Carpooling is a pain because you don't have the car with you during the day. If something unexpected happens and it isn't you driving that day, you are in trouble. With driverless cabs this problem disappears -- you will most likely have to accept a delay when you request an unscheduled cab and possibly a higher price, but you are not stuck.

Comment Re:What an Embarrassingly Vapid Article (Score 1) 477

I doubt the parking bit. Many people will choose to use a driverless cab instead of their own car for the commute (to save money). For the average commute, rush hour is spread out enough to allow the cab to do perhaps 3 journeys, saving 2 parking spots, and it can even park away from town during the day.

Even more parking can be saved if you seat more than one person in the cab of course. I bet we will see cabs with multiple entirely separated passenger cabins so the only inconvenience from sharing them is the possible detour for the other person.

Comment Slippery slope (Score 5, Insightful) 362

First they invented SecureBoot, but that was OK, because you could turn it off.

Then they prevented disabling it, but that was OK, because several non-Windows bootloaders are signed.

Next up will be refusing to sign the boot loaders which simply disable SecureBoot and load Linux/*BSD. That will be OK, because Ubuntu is properly signed including the kernel (I think).

After that it will only be certain commercial vendors who can get a certificate, but that will be OK, because Red Hat Enterprise Linux 8 will run, only allowing signed kernel modules.

Yes I hate slippery slope arguments too.

Comment Re:I don't see it as a "miss" at all (Score 1) 205

In Denmark, several muxes are run pretty much the same way any cable TV operator would, except the build-out costs per subscriber are obviously lower because no cables need to go into the ground.
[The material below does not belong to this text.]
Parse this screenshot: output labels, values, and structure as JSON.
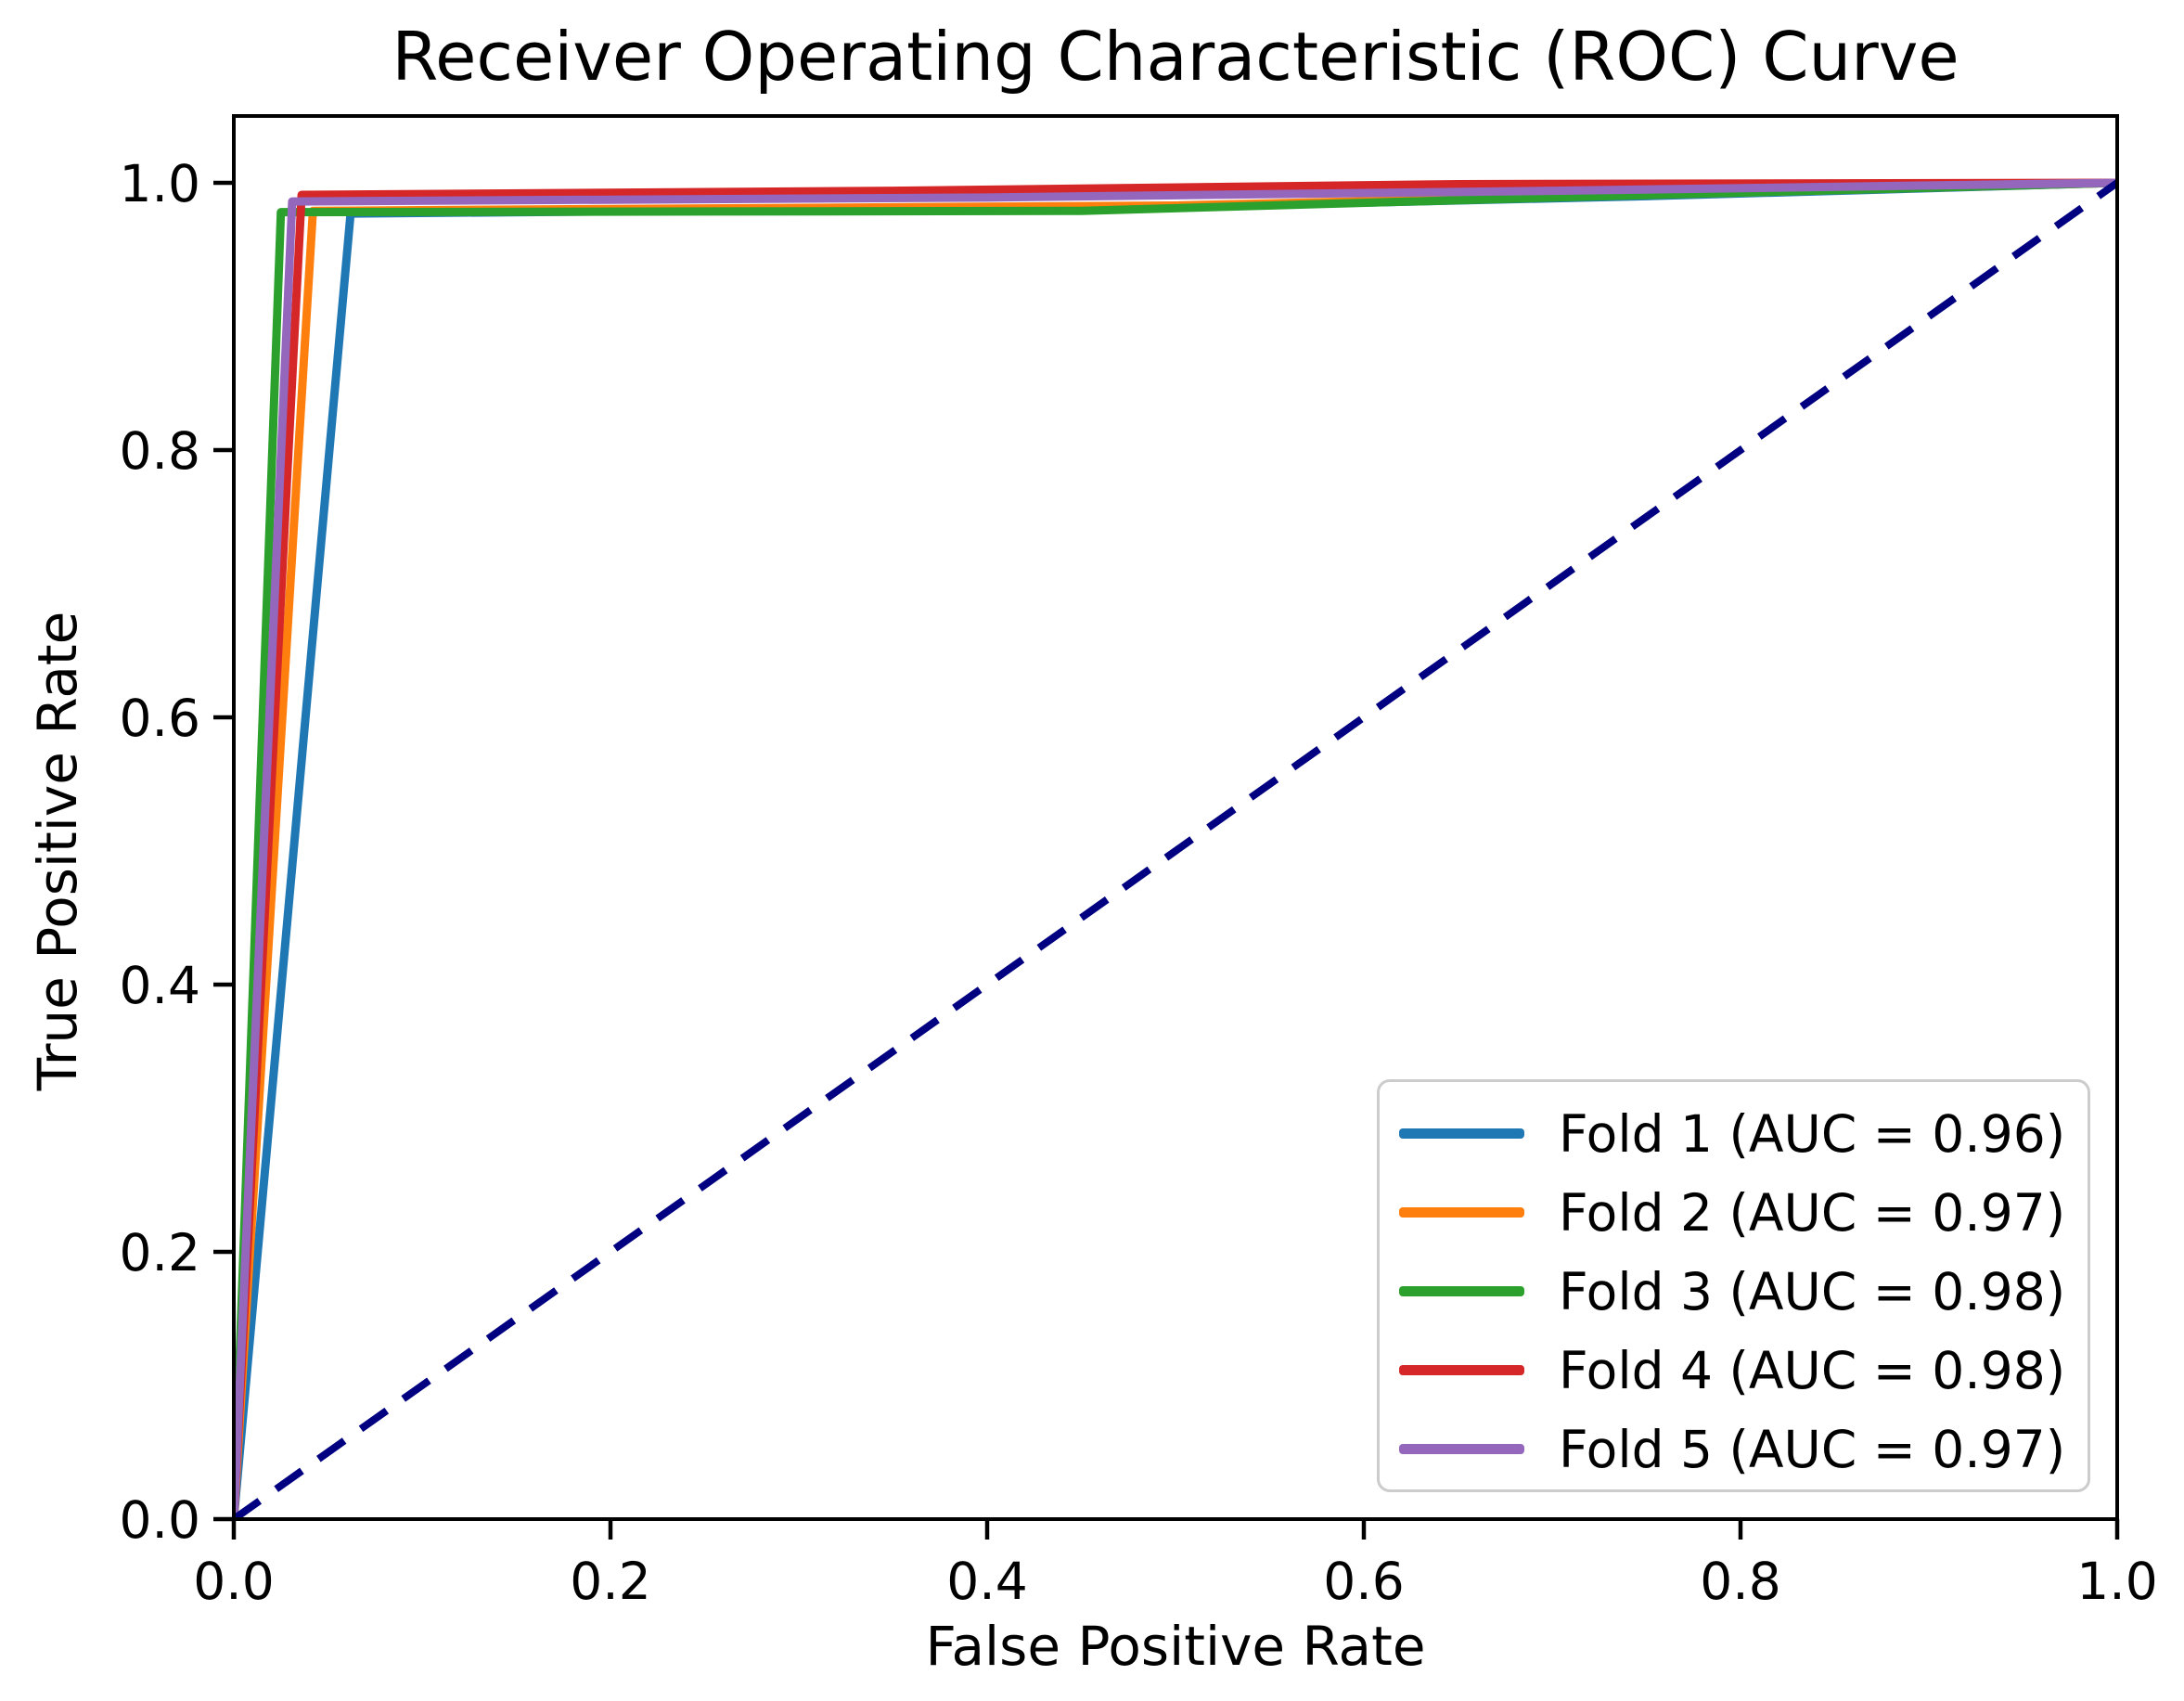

Broadcasts are encrypted and people buy cards which unlock the channel packages they decide to pay for. Just like cable, but with somewhat fewer channels.

It seems like you would be able to cover the majority of the residents of Saskatoon with a single antenna mast. That should be plenty to make it economically viable. Particularly if the mast is already there with power and everything available, just waiting for equipment.